The document was signed May 15, marking 135 years since “Rerum Novarum” (Of New Things) publication, the most significant teaching document from the current leader’s inspiration and namesake, Pope Leo XIII. That earlier document addressed worker rights, capitalism’s limitations, and state and employer obligations during the Industrial Revolution.

That foundational text established modern Catholic social thought, and the current Vatican leader referenced it early in his tenure regarding the AI revolution, which he believes presents similar existential questions as the Industrial Revolution did over a century ago. “Magnifica Humanitas” continues a century-long tradition of Vatican leaders adapting “Rerum Novarum” to contemporary social issues, frequently emphasizing work’s dignity for human development.

AI generates both existential concerns and optimistic possibilities amid intensifying debates about whether it will enhance humanity or become a harmful force that diminishes human intelligence while eliminating millions of well-paying positions.

“The pursuit of greater profits cannot justify choices that systematically sacrifice jobs, because the human person is an end, not a means, and the economic order must remain subordinate to human dignity and the common good,” the Vatican leader wrote.

The document extended concerns about preserving human dignity in labor to include the first-ever Vatican apology for the Holy See’s role in legitimizing slavery.

Previous Vatican leaders have apologized for Christians’ participation in the trans-Atlantic slave trade. However, no Vatican leader has previously publicly acknowledged or apologized for the role Vatican leaders played in granting European rulers explicit permission to subjugate and enslave “infidels.”

Vatican representatives declined to identify specific contributors to the document. However, Vatican and church officials have maintained dialogue with Silicon Valley technology companies for ten years. Near the end of his leadership, Pope Francis increasingly spoke about AI and its human risks.

The decision to include Anthropic at the Vatican launch drew criticism from some who viewed it as Vatican endorsement of the AI company.

In February, the Trump administration prohibited all U.S. agencies from using Anthropic’s technology after the company refused to grant the U.S. military unrestricted access.
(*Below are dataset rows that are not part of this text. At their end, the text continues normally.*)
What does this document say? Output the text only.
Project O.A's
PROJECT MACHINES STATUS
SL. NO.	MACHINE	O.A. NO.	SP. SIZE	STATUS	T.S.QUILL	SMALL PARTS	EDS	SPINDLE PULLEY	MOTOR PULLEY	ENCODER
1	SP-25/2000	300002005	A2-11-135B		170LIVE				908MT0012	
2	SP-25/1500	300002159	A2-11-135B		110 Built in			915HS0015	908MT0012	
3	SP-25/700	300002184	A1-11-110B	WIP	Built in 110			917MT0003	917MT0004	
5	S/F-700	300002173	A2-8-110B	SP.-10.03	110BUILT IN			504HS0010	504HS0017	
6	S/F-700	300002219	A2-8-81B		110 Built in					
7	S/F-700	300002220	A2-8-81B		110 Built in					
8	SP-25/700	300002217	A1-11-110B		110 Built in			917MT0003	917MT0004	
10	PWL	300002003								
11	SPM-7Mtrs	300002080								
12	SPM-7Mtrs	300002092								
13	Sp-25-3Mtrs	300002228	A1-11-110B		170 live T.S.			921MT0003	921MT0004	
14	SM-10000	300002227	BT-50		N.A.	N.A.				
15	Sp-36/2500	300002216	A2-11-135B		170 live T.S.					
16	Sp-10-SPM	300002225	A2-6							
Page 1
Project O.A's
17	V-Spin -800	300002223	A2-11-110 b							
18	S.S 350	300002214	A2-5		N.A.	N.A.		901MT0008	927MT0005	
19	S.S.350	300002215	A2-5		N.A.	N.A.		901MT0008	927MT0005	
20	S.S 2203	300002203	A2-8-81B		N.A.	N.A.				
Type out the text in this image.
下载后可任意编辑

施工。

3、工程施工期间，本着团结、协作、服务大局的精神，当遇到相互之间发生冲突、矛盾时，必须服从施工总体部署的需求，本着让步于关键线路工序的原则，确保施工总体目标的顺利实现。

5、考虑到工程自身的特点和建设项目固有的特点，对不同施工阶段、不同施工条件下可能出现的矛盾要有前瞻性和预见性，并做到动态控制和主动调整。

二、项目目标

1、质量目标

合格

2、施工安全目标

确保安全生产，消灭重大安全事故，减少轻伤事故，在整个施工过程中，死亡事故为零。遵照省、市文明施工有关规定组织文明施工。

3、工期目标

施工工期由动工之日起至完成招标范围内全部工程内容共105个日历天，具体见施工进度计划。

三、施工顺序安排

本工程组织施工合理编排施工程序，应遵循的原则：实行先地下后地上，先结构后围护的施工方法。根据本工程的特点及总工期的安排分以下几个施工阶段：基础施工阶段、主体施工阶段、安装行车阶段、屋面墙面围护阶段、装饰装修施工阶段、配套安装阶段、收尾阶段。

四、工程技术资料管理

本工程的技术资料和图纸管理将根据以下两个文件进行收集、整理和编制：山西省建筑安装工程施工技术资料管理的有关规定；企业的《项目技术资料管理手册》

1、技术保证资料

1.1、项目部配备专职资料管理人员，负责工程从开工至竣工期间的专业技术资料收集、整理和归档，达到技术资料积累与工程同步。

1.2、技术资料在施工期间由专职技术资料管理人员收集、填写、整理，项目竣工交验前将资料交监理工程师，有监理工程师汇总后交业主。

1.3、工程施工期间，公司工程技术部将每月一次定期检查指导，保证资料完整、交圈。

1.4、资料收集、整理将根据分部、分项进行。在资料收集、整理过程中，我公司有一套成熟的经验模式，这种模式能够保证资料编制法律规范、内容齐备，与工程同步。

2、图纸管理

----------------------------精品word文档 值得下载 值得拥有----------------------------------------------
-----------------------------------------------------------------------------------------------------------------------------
Anthropic, which markets itself as the AI company prioritizing safety and risk reduction in its research, is currently pursuing legal action against the administration.

Brian Boyd, U.S. faith liaison for the nonprofit Future of Life Institute, interpreted Anthropic’s co-founder Christopher Olah’s inclusion as comparable to a Vatican audience with a world leader: recognition rather than endorsement.

“I think it’s more like a recognition of (how) this is an extremely powerful company that’s currently winning this race to replace human workers,” Boyd said.

Anthropic represents an “enormous corporation that is taking onto itself an enormous risk and responsibility,” Boyd continued, but noted the company has “demonstrated genuine goodwill and integrity and interest in dialogue.”